Wednesday, July 23, 2008

Belly: Chapter Three

All ages show
By Francis Scudellari

"To see life in its totality is a very special gift."

"He won't appreciate it."

"He'll learn to. He has no choice."

"Maybe that's because we don't give him any."

A slow trickle of warm drool tickles Jonah's chin and startles him awake. For a brief moment the raised edges of the trailing liquid sit clearly on the front of his necktie. Then, as quickly as he notices it, the drop sinks into the dyed material; its outline lost in the twisting shapes on the cloth.

Embarrassed by his mouth's impolite leak, Jonah nervously turns toward the window and searches the mirrored faces. Had anyone seen? The glass, at this hour black-backed by the stubborn night, usually casts a perfect but inverse depiction of the cramped car's interior. Today, oddly, the portrait is indistinct.

The picture of row upon row of cushioned pews that stretch along each tin-can wall contains only strangely featureless faces. Jonah sees no eyes glancing disapprovingly at him. He sees no eyes at all; nor noses, lips, and lashes.

Even the bloodless hands that wrap themselves around the steel poles welded from seat top to ceiling are lacking form. No knuckles, wrinkles, ragged nails or wispy hairs are visible on the pale blobs.

But it's only the human flesh that lacks its customary identifying marks. Everything inanimate stands out sharply in the yellow light cast by the dim, domed bulbs that cling to the arched ceiling. He can make out the fibers of scarves and the creases on pant legs.

Grown brazen by confusion, Jonah rotates on his seat and stares at the man seated next to him. He sees only a swirl of browns, pinks and yellows, as if the wool-clad shoulders support a color wheel in constant motion.

Jonah strains his eyes into focus. Like a thumb on the flipped pages of a book, his gaze halts the face in flux. The salt and pepper coloring of the middle-aged man who he remembers boarding the train suddenly returns. The nose takes its recalled bulbous shape. The chin sprouts its noted stubble.

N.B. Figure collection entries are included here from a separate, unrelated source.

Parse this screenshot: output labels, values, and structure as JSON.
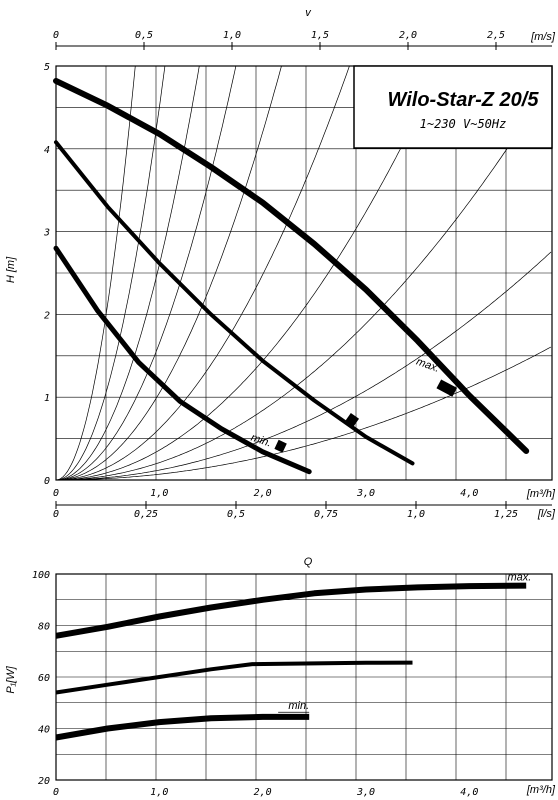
{
  "chart_data": [
    {
      "type": "line",
      "name": "pump-curve",
      "title": "Wilo-Star-Z 20/5",
      "subtitle": "1~230 V~50Hz",
      "ylabel": "H [m]",
      "xlabel": "[m³/h]",
      "top_axis_label": "v",
      "top_axis_unit": "[m/s]",
      "bottom_secondary_unit": "[l/s]",
      "xlim": [
        0,
        4.8
      ],
      "ylim": [
        0,
        5
      ],
      "x_ticks": [
        "0",
        "1,0",
        "2,0",
        "3,0",
        "4,0"
      ],
      "y_ticks": [
        "0",
        "1",
        "2",
        "3",
        "4",
        "5"
      ],
      "top_ticks": [
        "0",
        "0,5",
        "1,0",
        "1,5",
        "2,0",
        "2,5"
      ],
      "ls_ticks": [
        "0",
        "0,25",
        "0,5",
        "0,75",
        "1,0",
        "1,25"
      ],
      "grid": true,
      "series": [
        {
          "label": "max.",
          "x": [
            0,
            0.5,
            1.0,
            1.5,
            2.0,
            2.5,
            3.0,
            3.5,
            4.0,
            4.55
          ],
          "y": [
            4.82,
            4.52,
            4.18,
            3.78,
            3.35,
            2.85,
            2.3,
            1.68,
            1.02,
            0.35
          ]
        },
        {
          "label": "",
          "x": [
            0,
            0.5,
            1.0,
            1.5,
            2.0,
            2.5,
            3.0,
            3.45
          ],
          "y": [
            4.08,
            3.3,
            2.62,
            2.0,
            1.44,
            0.96,
            0.52,
            0.2
          ]
        },
        {
          "label": "min.",
          "x": [
            0,
            0.4,
            0.8,
            1.2,
            1.6,
            2.0,
            2.45
          ],
          "y": [
            2.8,
            2.05,
            1.42,
            0.95,
            0.62,
            0.34,
            0.1
          ]
        }
      ],
      "system_curves_k": [
        8.5,
        4.5,
        2.6,
        1.65,
        1.05,
        0.62,
        0.36,
        0.21,
        0.12,
        0.07
      ]
    },
    {
      "type": "line",
      "name": "power-curve",
      "title": "Q",
      "ylabel": "P₁[W]",
      "xlabel": "[m³/h]",
      "xlim": [
        0,
        4.8
      ],
      "ylim": [
        20,
        100
      ],
      "x_ticks": [
        "0",
        "1,0",
        "2,0",
        "3,0",
        "4,0"
      ],
      "y_ticks": [
        "20",
        "40",
        "60",
        "80",
        "100"
      ],
      "grid": true,
      "series": [
        {
          "label": "max.",
          "x": [
            0,
            0.5,
            1.0,
            1.5,
            2.0,
            2.5,
            3.0,
            3.5,
            4.0,
            4.55
          ],
          "y": [
            76,
            79.5,
            83.5,
            87,
            90,
            92.5,
            94,
            94.8,
            95.3,
            95.5
          ]
        },
        {
          "label": "",
          "x": [
            0,
            0.5,
            1.0,
            1.5,
            1.9,
            2.5,
            3.0,
            3.45
          ],
          "y": [
            54,
            57,
            60,
            63,
            65,
            65.3,
            65.5,
            65.6
          ]
        },
        {
          "label": "min.",
          "x": [
            0,
            0.5,
            1.0,
            1.5,
            2.0,
            2.45
          ],
          "y": [
            36.5,
            40,
            42.5,
            44,
            44.5,
            44.5
          ]
        }
      ]
    }
  ]
}
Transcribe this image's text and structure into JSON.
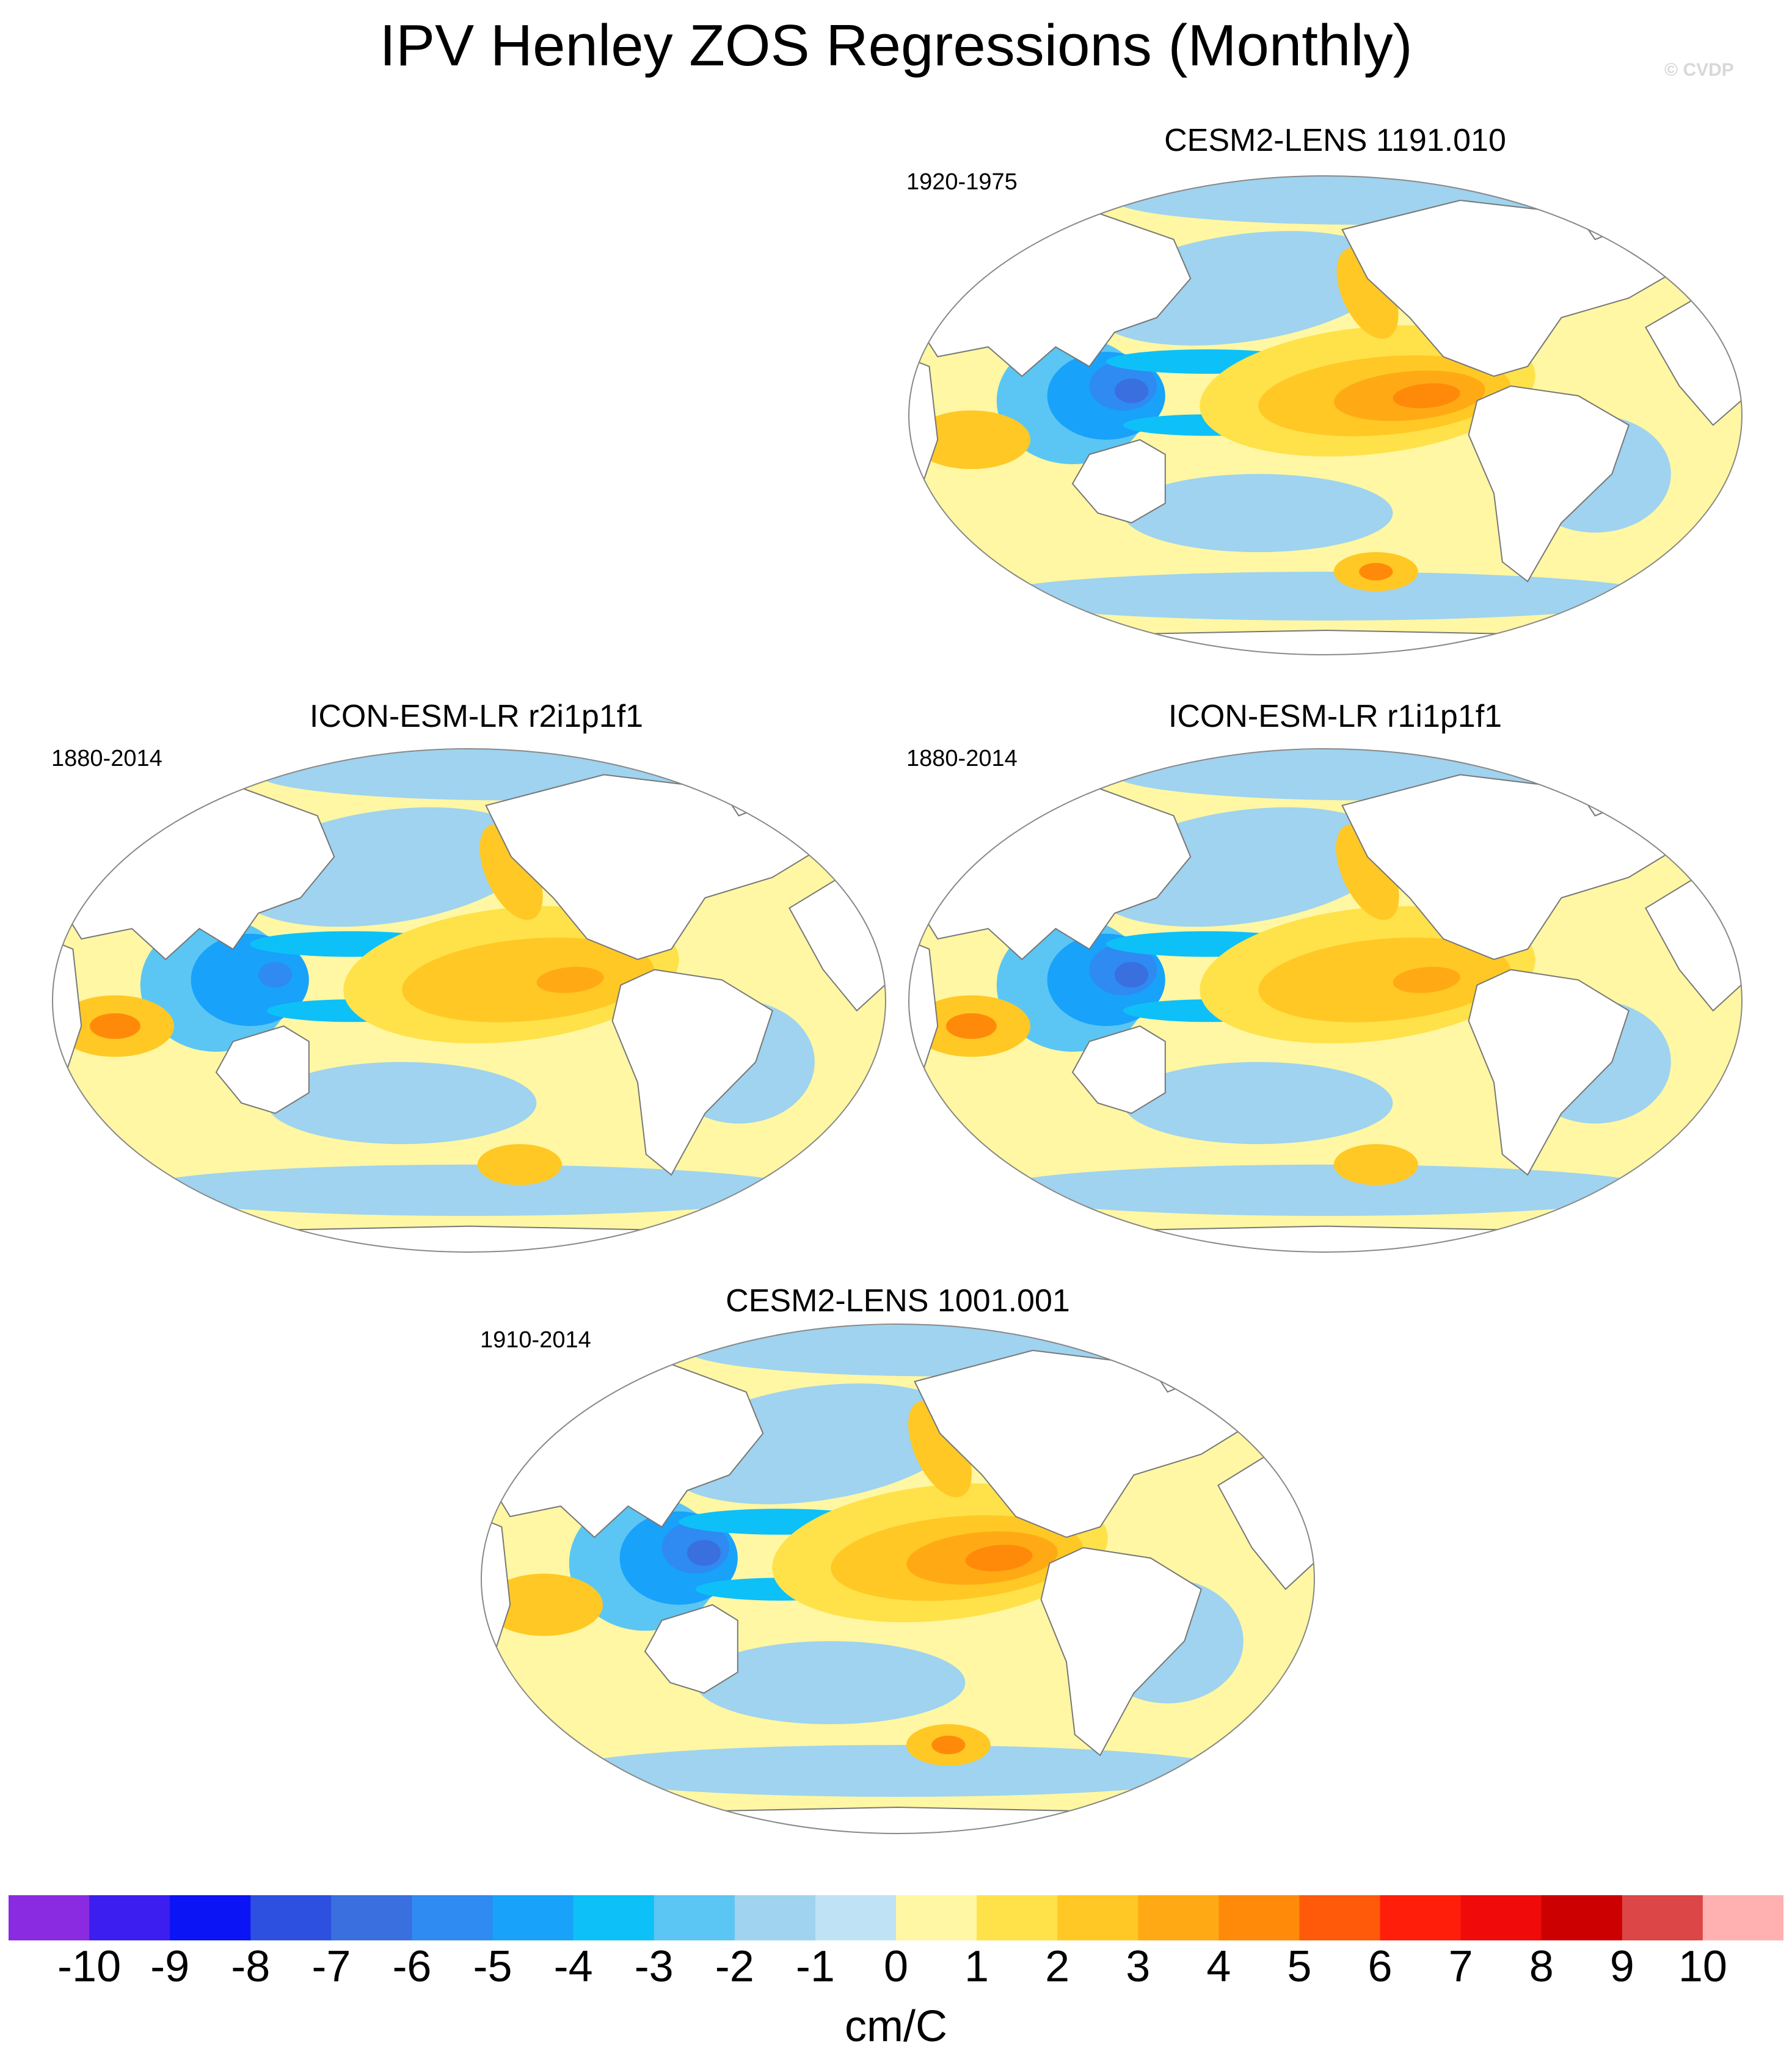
{
  "title": "IPV Henley ZOS Regressions (Monthly)",
  "watermark": "© CVDP",
  "chart_data": {
    "type": "heatmap",
    "variable": "ZOS",
    "projection": "Robinson (global map)",
    "panels": [
      {
        "id": "p1",
        "title": "CESM2-LENS 1191.010",
        "period": "1920-1975",
        "pattern": {
          "east_pacific_max": 4,
          "west_pacific_min": -7,
          "indian_ocean": 2,
          "north_pacific": -2,
          "southern_ocean_max": 4
        }
      },
      {
        "id": "p2",
        "title": "ICON-ESM-LR r2i1p1f1",
        "period": "1880-2014",
        "pattern": {
          "east_pacific_max": 3,
          "west_pacific_min": -6,
          "indian_ocean": 4,
          "north_pacific": -2,
          "southern_ocean_max": 2
        }
      },
      {
        "id": "p3",
        "title": "ICON-ESM-LR r1i1p1f1",
        "period": "1880-2014",
        "pattern": {
          "east_pacific_max": 3,
          "west_pacific_min": -7,
          "indian_ocean": 4,
          "north_pacific": -2,
          "southern_ocean_max": 2
        }
      },
      {
        "id": "p4",
        "title": "CESM2-LENS 1001.001",
        "period": "1910-2014",
        "pattern": {
          "east_pacific_max": 4,
          "west_pacific_min": -7,
          "indian_ocean": 2,
          "north_pacific": -2,
          "southern_ocean_max": 4
        }
      }
    ],
    "colorbar": {
      "levels": [
        -10,
        -9,
        -8,
        -7,
        -6,
        -5,
        -4,
        -3,
        -2,
        -1,
        0,
        1,
        2,
        3,
        4,
        5,
        6,
        7,
        8,
        9,
        10
      ],
      "tick_labels": [
        "-10",
        "-9",
        "-8",
        "-7",
        "-6",
        "-5",
        "-4",
        "-3",
        "-2",
        "-1",
        "0",
        "1",
        "2",
        "3",
        "4",
        "5",
        "6",
        "7",
        "8",
        "9",
        "10"
      ],
      "colors": [
        "#8a2be2",
        "#3c1ef0",
        "#0a14f5",
        "#2d50e0",
        "#3a6fe0",
        "#2f8af2",
        "#18a2fa",
        "#0ec0f8",
        "#5bc6f3",
        "#9fd3ef",
        "#bfe2f5",
        "#fff7a3",
        "#ffe14a",
        "#ffc824",
        "#ffaa14",
        "#ff8a0a",
        "#ff5a0a",
        "#ff1e0a",
        "#f00a0a",
        "#cc0000",
        "#dc4646",
        "#ffb0b0"
      ],
      "units": "cm/C"
    }
  }
}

Then Jonah blinks and the image becomes as unsettled as his mind. Intricate networks of cracks spider-web their way across parched patches of the man's skin. Cheek bones push their way out and draw the now loose skin up under them. Once burning eyes cool and recede into shadowy caverns.

Another blink shifts the man's face back in time to the smooth, pudgy countenance of a teen. Frightened, Jonah spins away from his neighbor and stares at his own face captured in the dark glass. His features, drained of color, are otherwise unchanged. He peers deeply into the dilated pupils, and the glimpse of a new path flashes before him.